4. Generation of Spurious Tuples In the context of relational database design, spurious tuples are unintended and incorrect rows that can appear when joining tables that are not properly normalized or when the joins are based on incorrect or inadequate conditions. These tuples do not represent real-world entities or relationships and can lead to inaccurate query results and misleading data interpretations.
Guideline 4: Understanding Spurious Tuples: Spurious tuples are the result of a poor database schema design, especially when the schema allows incorrect join operations to produce meaningless or incorrect data. This often happens when tables are joined on attributes that do not uniquely identify rows in each table, causing a Cartesian product-like result rather than a meaningful combination of related data.
Causes of Spurious Tuples: Incorrect Joins: Using non-key attributes (i.e., attributes that are not primary or foreign keys) to join tables can lead to spurious tuples. For example, if two tables are joined on a common attribute that does not uniquely identify records, extra rows can appear in the result set. Redundant or Overlapping Data: When tables store overlapping or redundant data, improper normalization can lead to situations where the join conditions accidentally match unrelated rows, producing spurious tuples. Improper Decomposition: When a table is decomposed (split into two or more tables) in such a way that it loses important information about how to correctly reassemble (join) them, spurious tuples can be generated. This is often due to the loss of functional dependencies that ensure the correct relationships between data.

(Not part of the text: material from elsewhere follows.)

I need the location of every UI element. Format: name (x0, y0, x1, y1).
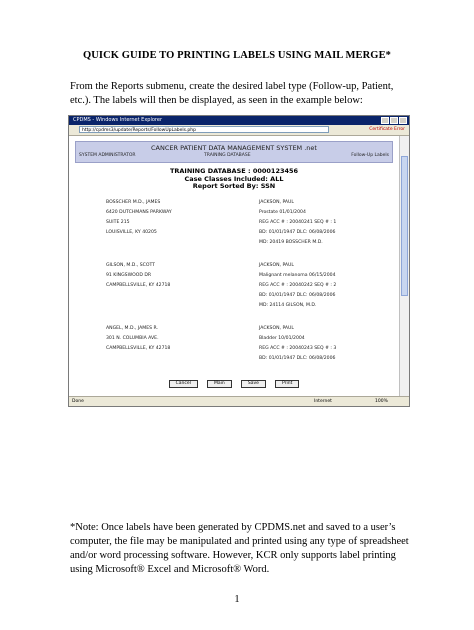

Impact of Spurious Tuples: Data Integrity Issues: Spurious tuples compromise data integrity, as they do not accurately represent the underlying real-world data or relationships. This can lead to incorrect conclusions, faulty reports, and errors in data analysis. Misleading Information: Spurious tuples can produce misleading results in queries, especially in aggregations or when attempting to retrieve meaningful patterns from the data.

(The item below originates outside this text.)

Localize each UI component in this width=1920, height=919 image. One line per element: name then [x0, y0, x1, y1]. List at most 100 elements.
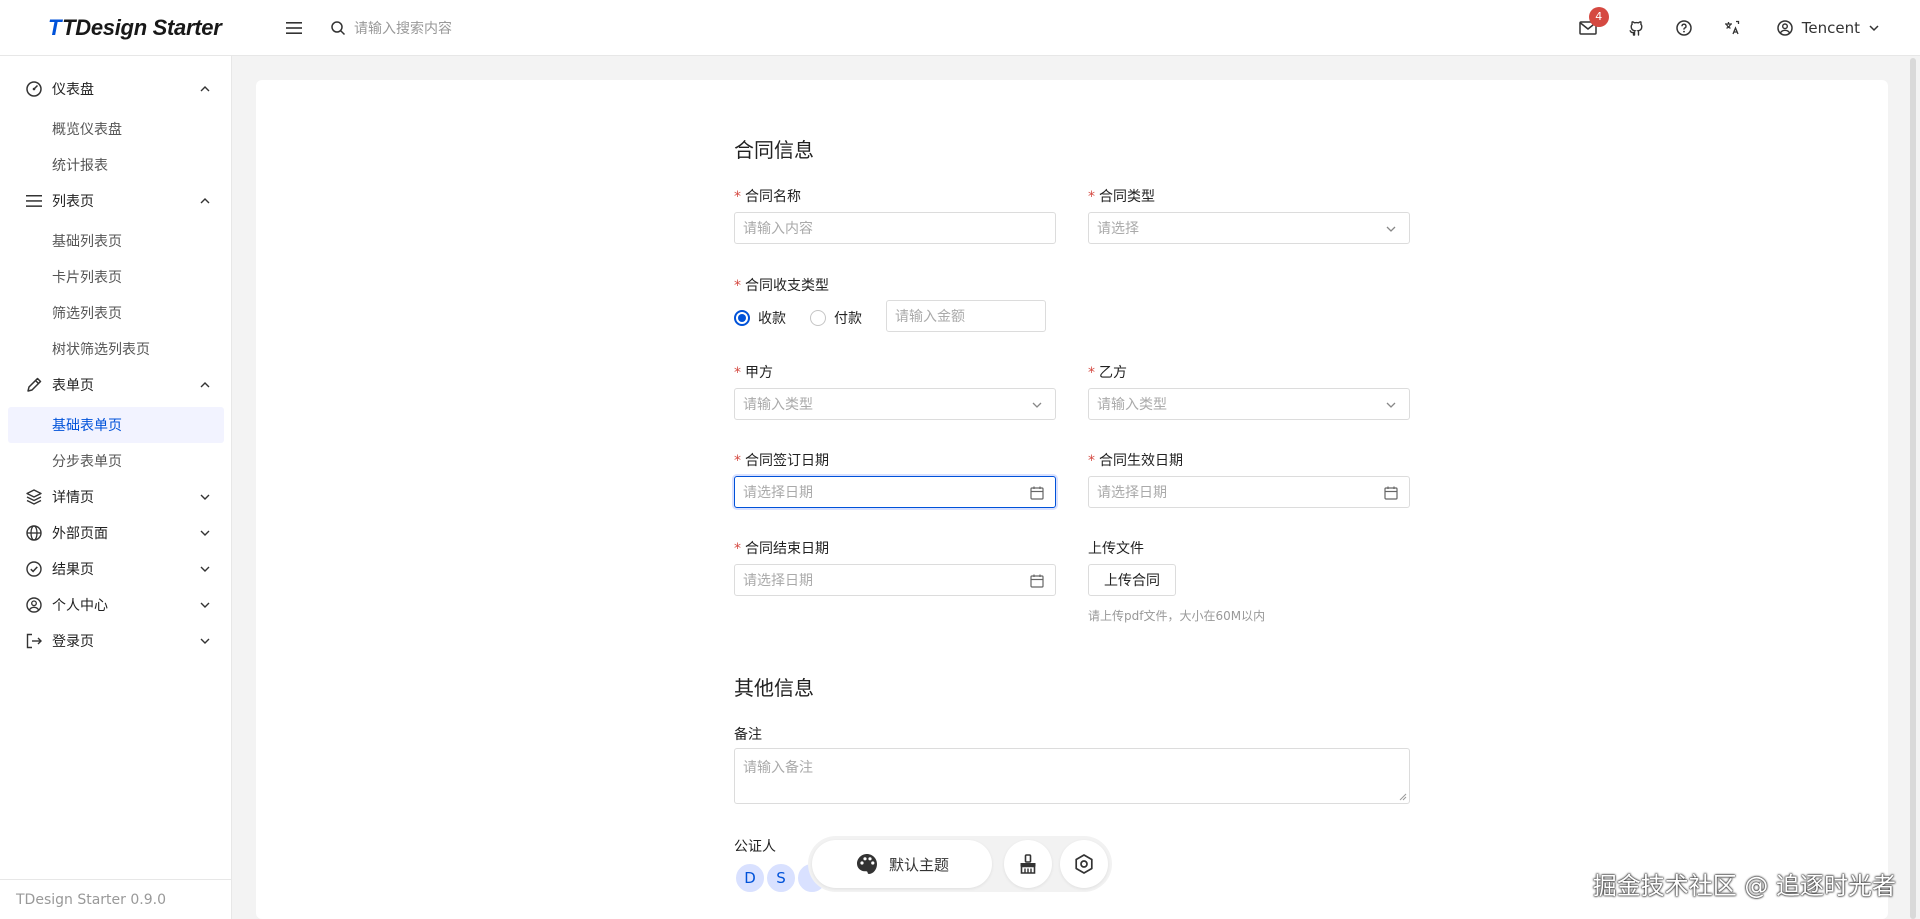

Strategies to Avoid Spurious Tuples Normalize the Database: Proper normalization (up to at least the Third Normal Form or Boyce-Codd Normal Form) helps ensure that each table contains only related attributes and that each attribute depends on the primary key. This process reduces redundancy and minimizes the chances of generating spurious tuples during joins.
Use Proper Join Conditions: Always use primary keys and foreign keys as join conditions. These keys uniquely identify records in their respective tables and ensure that only related records are joined together, preventing spurious tuples. Avoid using non-key attributes in join conditions unless there is a specific, logical reason that these attributes are meant to join.
Maintain Referential Integrity : Ensure that foreign key constraints are properly defined and enforced. Referential integrity guarantees that relationships between tables are consistent and that every foreign key corresponds to a primary key in another table.
Careful Decomposition : When decomposing tables, ensure that the decomposition does not lead to loss of important information or functional dependencies. A well-decomposed schema should allow tables to be joined without generating spurious tuples, preserving the original data’s integrity and relationships.
Check Join Operations : Regularly review and test join operations to ensure that they produce the expected results without generating spurious tuples. Use sample data and validate results to identify and correct any issues early.